To search for genes or proteins select ‘Genes/Proteins’ in the search area and type a gene product name, genome locus (using both old and new tags), protein RefSeq identifier, or using our unique internal stable identifier, which includes the genome RefSeq ID and gene locus. A gene/protein detail page contains information about the selected gene, its encoded product, protein domain architecture including details of predicted protein features, and a gene neighborhood graphical representation.

Scope

To search for genes/proteins inside the genome of interest use ‘Scope’ field on the ‘Genes/Proteins’ search page. When a genome name or an identifier is entered in the field called ‘Scope’ on the gene/protein search page, a list of corresponding organisms appears. Clicking on one of them will set it as a genome to search for specified genes and proteins in. The scope can also be set on a genome detail page.

Cart

Genomes and genes can be added to the cart and analyzed in detail and encoded protein sequences can be downloaded. The download format is fasta. A protein title includes RefSeq protein Id, gene locus, MiST stable Id, protein annotation and organism name. Genomes and genes added to the cart are marked on the search page to help keep track of the added items. The items added to the cart are stored there for 30 days. Currently up to 500 items can be added to the cart.

RESTful API

The API provides (i) programmatic access to all the data using a variety of identifiers and parameters and (ii) large-scale analysis of bacterial and archaeal signal transduction systems. Another function of API is flexibility of interaction with the data. The requested data is returned in JSON format. A well-documented description of the MiST database data structure together with the detailed query examples in several popular programming languages is given on the API page.


References

1. Gumerov, V.M., Ortega, D.R., Adebali, O., Ulrich, L.E., Zhulin, I.B. (2020) MiST 3.0: an updated microbial signal transduction database with an emphasis on chemosensory systems. Nucleic Acids Research, 48: D459-D464.

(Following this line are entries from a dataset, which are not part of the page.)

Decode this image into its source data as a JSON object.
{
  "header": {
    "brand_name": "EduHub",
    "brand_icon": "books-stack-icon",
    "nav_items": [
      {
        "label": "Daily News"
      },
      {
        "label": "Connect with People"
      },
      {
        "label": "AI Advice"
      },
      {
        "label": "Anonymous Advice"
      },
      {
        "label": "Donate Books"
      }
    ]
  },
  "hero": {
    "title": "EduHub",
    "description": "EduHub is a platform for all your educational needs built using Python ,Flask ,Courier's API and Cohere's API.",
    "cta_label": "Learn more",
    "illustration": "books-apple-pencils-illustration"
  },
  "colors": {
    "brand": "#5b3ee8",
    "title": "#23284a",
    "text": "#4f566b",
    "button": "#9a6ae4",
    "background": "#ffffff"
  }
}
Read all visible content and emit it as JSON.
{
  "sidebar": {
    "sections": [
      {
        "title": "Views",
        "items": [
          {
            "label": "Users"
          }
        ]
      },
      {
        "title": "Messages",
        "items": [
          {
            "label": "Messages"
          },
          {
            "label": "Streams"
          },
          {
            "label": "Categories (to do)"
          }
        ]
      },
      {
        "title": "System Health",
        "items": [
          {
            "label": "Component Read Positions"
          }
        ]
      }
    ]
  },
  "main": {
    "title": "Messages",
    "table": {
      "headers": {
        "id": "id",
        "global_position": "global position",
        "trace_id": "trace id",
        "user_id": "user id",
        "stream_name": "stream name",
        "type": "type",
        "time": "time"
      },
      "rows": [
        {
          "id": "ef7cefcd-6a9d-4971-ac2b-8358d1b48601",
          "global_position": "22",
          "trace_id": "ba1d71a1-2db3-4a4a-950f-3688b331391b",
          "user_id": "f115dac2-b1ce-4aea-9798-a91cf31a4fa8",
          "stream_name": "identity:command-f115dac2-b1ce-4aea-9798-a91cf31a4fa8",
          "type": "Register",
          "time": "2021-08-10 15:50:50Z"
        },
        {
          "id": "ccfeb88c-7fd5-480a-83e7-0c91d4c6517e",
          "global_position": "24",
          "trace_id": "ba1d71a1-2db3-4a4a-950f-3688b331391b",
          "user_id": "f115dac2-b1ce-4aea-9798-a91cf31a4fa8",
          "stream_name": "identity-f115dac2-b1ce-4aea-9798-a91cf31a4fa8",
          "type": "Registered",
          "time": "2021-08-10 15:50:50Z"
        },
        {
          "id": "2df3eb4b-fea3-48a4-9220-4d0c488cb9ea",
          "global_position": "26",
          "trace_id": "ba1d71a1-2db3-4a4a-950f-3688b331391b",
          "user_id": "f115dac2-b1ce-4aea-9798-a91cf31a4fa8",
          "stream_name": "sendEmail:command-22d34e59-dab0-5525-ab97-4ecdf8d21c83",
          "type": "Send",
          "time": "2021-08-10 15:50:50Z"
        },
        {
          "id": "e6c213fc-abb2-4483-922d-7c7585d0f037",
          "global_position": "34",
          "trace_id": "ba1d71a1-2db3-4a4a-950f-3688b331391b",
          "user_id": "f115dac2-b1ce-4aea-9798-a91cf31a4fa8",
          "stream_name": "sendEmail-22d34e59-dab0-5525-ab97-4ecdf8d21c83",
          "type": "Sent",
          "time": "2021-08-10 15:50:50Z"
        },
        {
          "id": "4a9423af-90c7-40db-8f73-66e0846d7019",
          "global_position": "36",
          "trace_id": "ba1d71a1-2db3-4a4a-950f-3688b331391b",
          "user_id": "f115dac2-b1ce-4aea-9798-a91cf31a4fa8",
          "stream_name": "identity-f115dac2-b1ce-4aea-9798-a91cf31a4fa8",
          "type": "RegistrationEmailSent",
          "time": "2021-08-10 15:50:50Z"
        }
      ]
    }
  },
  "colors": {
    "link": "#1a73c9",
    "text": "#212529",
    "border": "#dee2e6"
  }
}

2. Wuichet, K. and Zhulin, I.B. (2010) Origins and diversification of a complex signal transduction system in prokaryotes. Science signaling, 3, ra50.

3. Alexander, R.P. and Zhulin, I.B. (2007) Evolutionary genomics reveals conserved structural determinants of signaling and adaptation in microbial chemoreceptors. Proceedings of the National Academy of Sciences of the United States of America, 104, 2885-2890.

4. Ortega, D.R. and Zhulin I.B. (2018) Phylogenetic and Protein Sequence Analysis of Bacterial Chemoreceptors. in Bacterial Chemosensing: Methods and Protocols (ed. Manson, M. D.), Springer New York, 373–385, doi:10.1007/978-1-4939-7577-8_29.